A mask to convert a value from one data type to another. This is particularly useful when a value is stored as one data type in a database, but needs to be transformed to a different data type to apply certain mask functions within DataMasque.

If the typecast cannot be performed (e.g. because the value of the column is incompatible with the target data type), an error is raised.

Parameters

  • typecast_as (required): The data type you wish to convert the column value to. Must be one of: date, datetime, string, integer, float, decimal, or boolean.
  • date_format (optional): When converting a string to a datetime, this format string can be provided to specify the expected format of the string. Conversely, when converting a datetime to a string, this format string can be provided to determine the format of the resulting string. Format strings must be valid Python date/time format strings. See also Date Parsing in DataMasque for more information.

Notes

  • With typecast_as: integer, the typecast mask can only convert floats, or strings representing floats, if the floating-point value has a zero decimal part. For example, both 4.0 (float) and "4.000" (string) are converted to the integer 4. If the value has a non-zero decimal part, or is a special float value like nan (not a number) or inf (infinity), then an error is raised.
  • With typecast_as: integer, typecast_as: float or typecast_as: decimal, the Boolean values true and false are converted to 1 and 0 respectively.
  • The decimal type is designed for use with Parquet columns of type decimal128, but is also compatible with DECIMAL, NUMBER (Oracle) and NUMERIC (SQL Server) columns. If you experience failures masking data with the decimal typecast, try using float instead.

Example

This example will replace every start_date in the employees table with a fixed date value of 2010-01-01. The fixed date value is specified as a string and typecast as a datetime before being written to the database.

version: '1.0'
tasks:
  - type: mask_table
    table: employees
    key: id
    rules:
      - column: start_date
        masks:
          - type: from_fixed
            value: '2010-01-01'
          - type: typecast
            typecast_as: datetime
            date_format: '%Y-%m-%d'

Manipulating date values as strings

If you wish to manipulate non-string values using their string representations, you can use the typecast mask.
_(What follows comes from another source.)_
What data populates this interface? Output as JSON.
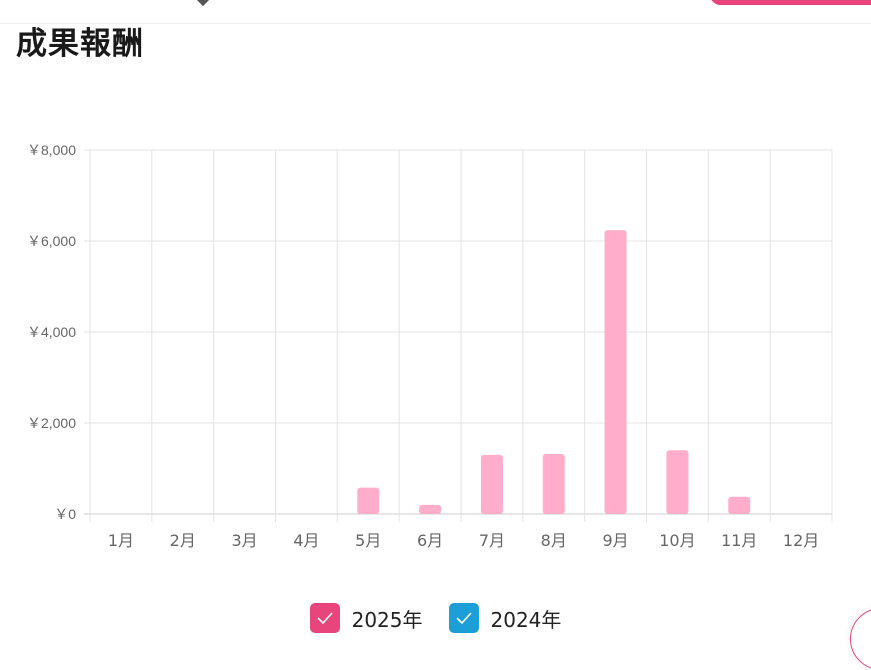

Using the pattern demonstrated below, you may convert the value to a string, apply some manipulations, and then convert back to the original data type. For example, to truncate the day and month from a date while retaining the year, you may do the following:

version: '1.0'
tasks:
  - type: mask_table
    table: employees
    key: id
    rules:
      - column: date_of_birth
        masks:
          # Convert to string
          - type: typecast
            typecast_as: string
            date_format: '%Y-%m-%d'
          # Take the 'YYYY-' component and append a fixed value of
          # '01-01' to create the value 'YYYY-01-01'
          - type: concat
            masks:
              - type: replace_substring
                start_index: 5
                masks:
                - type: from_fixed
                  value: '01-01'
          # Convert back to original datatype
          - type: typecast
            typecast_as: datetime
            date_format: '%Y-%m-%d'

Do nothing (do_nothing)

A simple mask which does not mask the data instead, sets the original value. This is useful when there are certain items or elements of columns that are not intended to be masked.

For example, you can use it to retain certain known XML attributes and mask all the rest. For more information please refer to XML Documentation.